Als ich das Ende von Donkey Kong Bananza erreichte, wurde mir klar, wie ungenutzt einige der Bananza-Verwandlungen sind. Abgesehen von bestimmten Herausforderungslevels, dem ein oder anderen Plattform-Rätsel und ein paar Bosskämpfen fühlte ich wenig Bedarf, alle fünf zu nutzen, wobei die hyper-destruktiven Kong- und Elefanten-Verwandlungen bei weitem am häufigsten von mir verwendet wurden.
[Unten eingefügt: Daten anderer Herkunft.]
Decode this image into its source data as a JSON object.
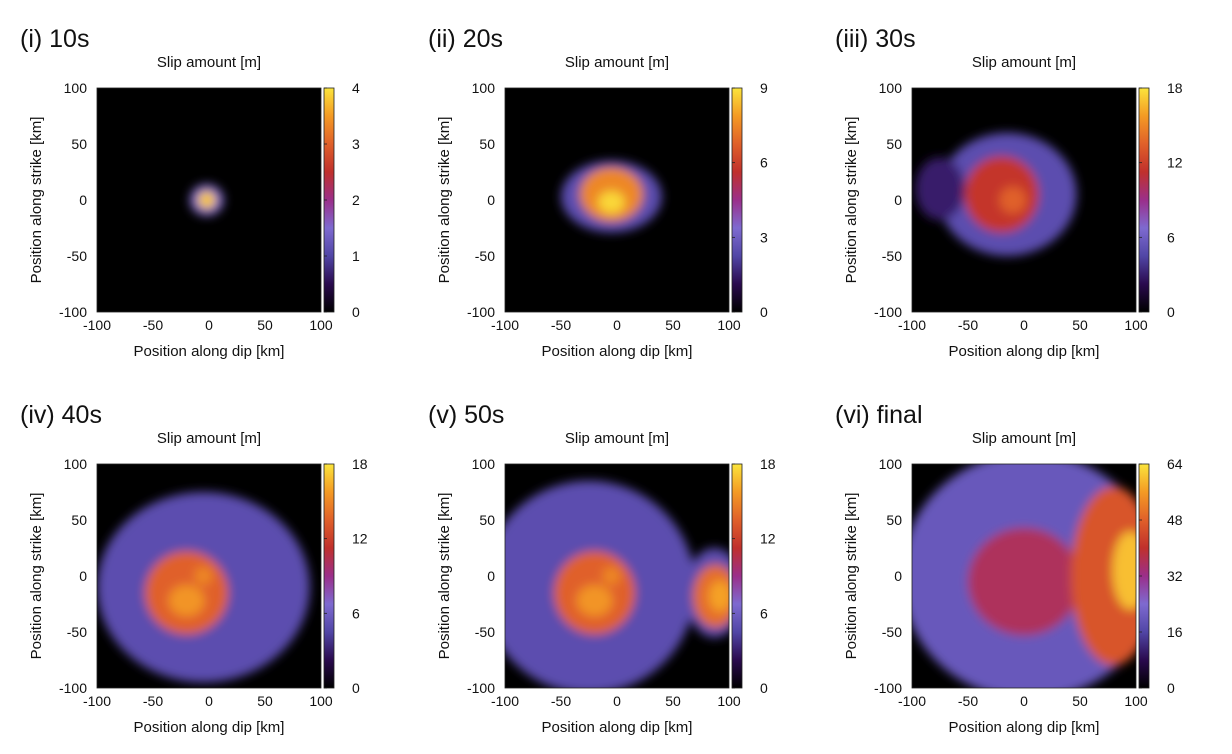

Seit ich das Spiel beendet habe, sogar das Donkey Kong Bananza Nachspiel abgeschlossen habe, bin ich verblüfft darüber, dass sich die Bananzas so lose ins Spiel integriert anfühlen. Wenige Unterschichten haben einstürzende Terrains, auf denen das Zebra laufen kann, und noch weniger haben Rätsel, die mit dem Blick der Schlange verlangsamt werden müssen, da es so spät im Spiel freigeschaltet wird. Der Flug des Straußes ist sicherlich nützlich, um schwierige Wege mit Luftlinienrouten zu überspringen, aber seine Eierbomben sind mehr eine Neuheit als ein nützliches Werkzeug.
Der nervigste Teil ist, dass, trotz all ihrer offensichtlichen Mängel, die Bananzas und wie sie sich mit der Zerstörung vermischen, leicht mein Lieblingsteil von Donkey Kong Bananza sind. Da sie der Namensgeber des Spiels sind, ihre eigenen Eigenschaften mitbringen und auch noch hervorragende Melodien haben, erwartete ich, dass die meisten Unterschichten substanzielle Abschnitte um mindestens eine Bananza herum aufgebaut hätten, wobei die späteren Levels deine Fähigkeit testen, sie zu kombinieren.
Zornige Affen

Leider verderben Donkey Kong Bananzas gut umgesetzte und befriedigende Zerstörungsmechaniken für mich den meisten Spaß an den Bananza-Verwandlungen. Die Freiheit, die meisten Teile eines Levels zu zerstören, bedeutet, dass alles, was das nicht erleichtert, in den Hintergrund gedrängt wird. Deshalb sind die Kong- und Elefanten-Bananzas bei weitem die aufregendsten – sie sind die zerstörerischsten! Warum sollte ich situativ als Zebra sprinten oder hoch springen und gelegentlich die Zeit als Schlange verlangsamen wollen, wenn ich als Elefant ein ganzes Level inhalieren könnte?
Das Durchspielen der Nachspiel-Probelevels – die größtenteils aus unzerstörbarem Neptunit bestehen und daher fast vollständig um die Fähigkeiten ihrer jeweiligen Bananza herum gestaltet sind, anstatt um zerstörerische Freiheit – hat mir diesen Punkt wirklich verdeutlicht. Sie bieten einen kleinen Einblick, was das Spiel hätte sein können, wenn jedem Trick in DKs Buch genügend Aufmerksamkeit geschenkt worden wäre.
In dieser Hinsicht fühlt sich Donkey Kong Bananza wie zwei Spiele an, die etwas ungeschickt zusammengepresst wurden, wobei eines eindeutig Vorrang vor dem anderen hat. Um es in anderen Nintendo-Begriffen auszudrücken, es wäre, als könnte Cappy in Super Mario Odyssey nur eine Handvoll Dinge besitzen und wenn Mario Links Fähigkeit hätte, alles aus Breath of the Wild zu erklimmen, sodass er die Levels frei erkunden könnte.

Versteh mich nicht falsch, die Version von Donkey Kong Bananza, die wir haben, ist immer noch ein Hit, der meine Erwartungen an ein eher standardmäßiges Metroidvania-Spiel mit einem Plattformer, der die Freiheit des Spielers umarmt, untergräbt (Schichten mit bloßen Fäusten und anderen tierischen Abrisswerkzeugen zu ebnen, ist selten eine schlechte Zeit).
Aber ich kann nicht aufhören, an die alternative Universumsversion von Donkey Kong Bananza zu denken, in der der erschreckend muskulöse Zebra, der Strauß und die anderen Bananza-Transformationen im Mittelpunkt des Leveldesigns stehen. Und wenn ein giftiger Sumpf mich dazu bringt, über all das nachzudenken, sind sie vielleicht doch nicht so schlecht.